You can see if you also have these issues by looking for something that looks like this SocketException: Only one usage of each socket address (protocol/network address/port)
There might be other exceptions as well, but this is the one that we had tons of, and they just kept coming.
Anyway, we had to do something about it, and the only thing we could do, was either take the affected server, and cycle the different services to see which one was the culprit. This is when it turns out, that we've used HttpClient
, the wrong way, even though we've had talks at work about it, shared articles about using singletons/statics (even if it's bad for DNS resolves, that's why you use IHttpClientFactory
).. So we had, well quite frankly, a lot of sockets in TIME_WAIT
, just waiting to be reused, by a HttpClient
that was long gone and disposed.
Our first try to fix it, was to increase the amount of ports available to use from the normal 16k ports, to 32k ports.. which worked.. for a while, until we hit the next flood of exceptions.
So we're currently (while almost every developer at work is away on vacation), trying to rewrite all usages of our HttpClient
instances, to either use singleton/statics, or worst case add: .DefaultRequestHeaders.ConnectionClose = true;
to make the faulty HttpClient
at least try to close the connection.. but we're aiming on replacing everything we can with IHttpClientFactory
, so that it is handled automatically with socket reuse and a pool of HttpClients.
So, how do we debug this in a good way?
I swear, I tried to find something good to monitor socket states, but came up empty handed (if you know something, please tell me, I'm all ears).
After looking both here and there, found some helpful articles on StackOverflow that used something called GetExtendedTcpTable
, so I tried it out, modified it a bit to get the info I wanted, tested it out on the servers and my own computer through LINQPad, and even tested using HttpClients both the good and the bad way, just to see that I could recreate the problem locally, and I could.
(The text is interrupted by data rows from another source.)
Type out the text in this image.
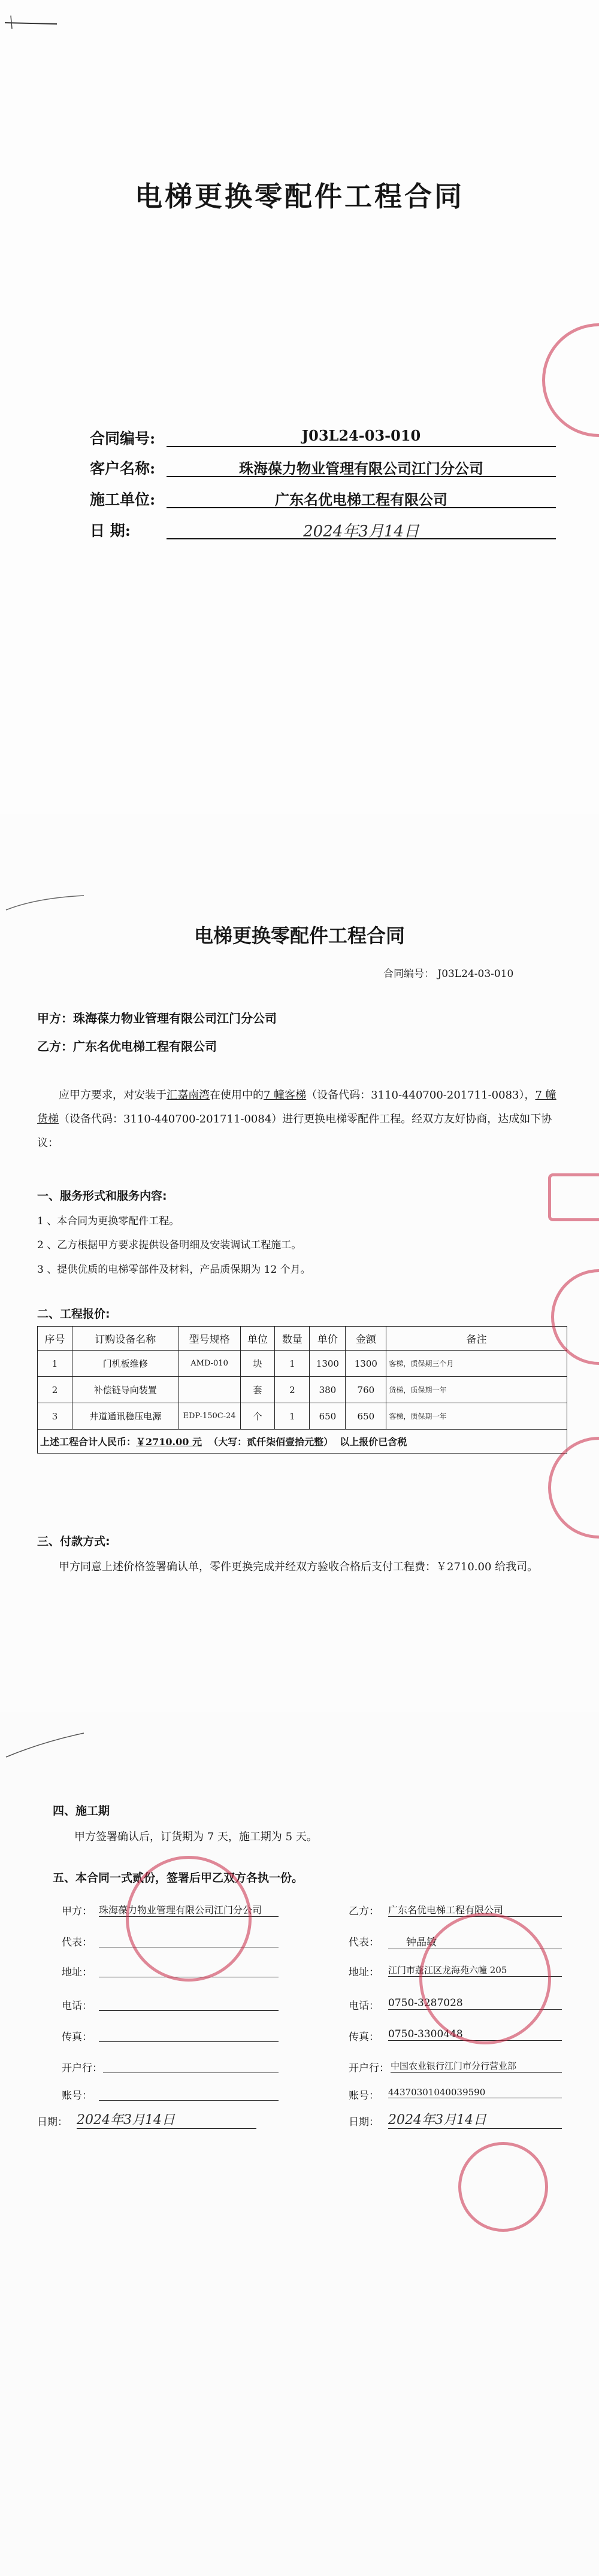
电梯更换零配件工程合同
合同编号:	J03L24-03-010
客户名称:	珠海葆力物业管理有限公司江门分公司
施工单位:	广东名优电梯工程有限公司
日 期:	2024年3月14日
电梯更换零配件工程合同
合同编号： J03L24-03-010
甲方：珠海葆力物业管理有限公司江门分公司
乙方：广东名优电梯工程有限公司
应甲方要求，对安装于汇嘉南湾在使用中的7 幢客梯（设备代码：3110-440700-201711-0083），7 幢货梯（设备代码：3110-440700-201711-0084）进行更换电梯零配件工程。经双方友好协商，达成如下协议：
一、服务形式和服务内容:
1 、本合同为更换零配件工程。
2 、乙方根据甲方要求提供设备明细及安装调试工程施工。
3 、提供优质的电梯零部件及材料，产品质保期为 12 个月。
二、工程报价:
序号	订购设备名称	型号规格	单位	数量	单价	金额	备注
1	门机板维修	AMD-010	块	1	1300	1300	客梯，质保期三个月
2	补偿链导向装置		套	2	380	760	货梯，质保期一年
3	井道通讯稳压电源	EDP-150C-24	个	1	650	650	客梯，质保期一年
上述工程合计人民币：￥2710.00 元 （大写：贰仟柒佰壹拾元整） 以上报价已含税							
三、付款方式:
甲方同意上述价格签署确认单，零件更换完成并经双方验收合格后支付工程费：￥2710.00 给我司。
四、施工期
甲方签署确认后，订货期为 7 天，施工期为 5 天。
五、本合同一式贰份，签署后甲乙双方各执一份。
甲方： 珠海葆力物业管理有限公司江门分公司
代表：
地址：
电话：
传真：
开户行：
账号：
日期： 2024年3月14日
乙方： 广东名优电梯工程有限公司
代表：	钟晶敏
地址： 江门市蓬江区龙海苑六幢 205
电话： 0750-3287028
传真： 0750-3300448
开户行： 中国农业银行江门市分行营业部
账号： 44370301040039590
日期： 2024年3月14日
But that extended TCP-table wasn't enough for me, I wanted to know what process (and process owner) was responsible for the different socket states.
Spoiler, TIME_WAIT
will often have PID 0, as it's just the system, chilling and waiting for the socket to be reused, by a HttpClient
that.. wait I already explained this.
But one other good metric would be to look at the ESTABLISHED
sockets as well, because those sockets often have an owner, so that we can see which application/service is creating and maintaining a lot of connections that could potentially be the culprit.
TL;DR, I made a NuGet-package with the methods I'm gonna use to try to fix our port exhaustion at work, and to monitor/alert if we're getting close to port exhaustion, before it happens. You can find it by searching for ItsSimple.NetStatData
(only works on Windows as of now, as I'm using lots of P/Invoke), and source is available on GitHub
So, what happened after the monitoring started?
Well, first of, I was surprised by the amounts of TIME_WAIT
and ESTABLISHED
we had across the entire cluster.
I'm thinking that I've configured our HAProxy (amongst other things) wrong.
But reading through even more documentation on troubleshooting port exhaustion, I added some things to the registry to each server.
The things I added were 2 DWORD-values, namely TcpTimedWaitdelay
(value of 30
) and StrictTimeWaitSeqCheck
(value of 1
).
Then I rebooted the machines for the changes to have effect, and well, initially it looked good.. I mean, since I rebooted them, the connections dropped down significally. But we still have issues with the continued increase of established connections, unless it caps out at some point.
Above is a screenshot that uses the data that I get from my NuGet-package, that I push directly into a SQL server, until I find something better.
But sadly, when I started monitoring what application kept all ESTABLISHED
connections, it ended up being a system service in Windows, specifically Service Host: Remote Procedure Call
, which handles all dynamic ports.
This is why I think I might have configured HAProxy wrong, since the amount of connections just keep increasing, but that just means I have more job security, as I have to find out what is wrong with this setup.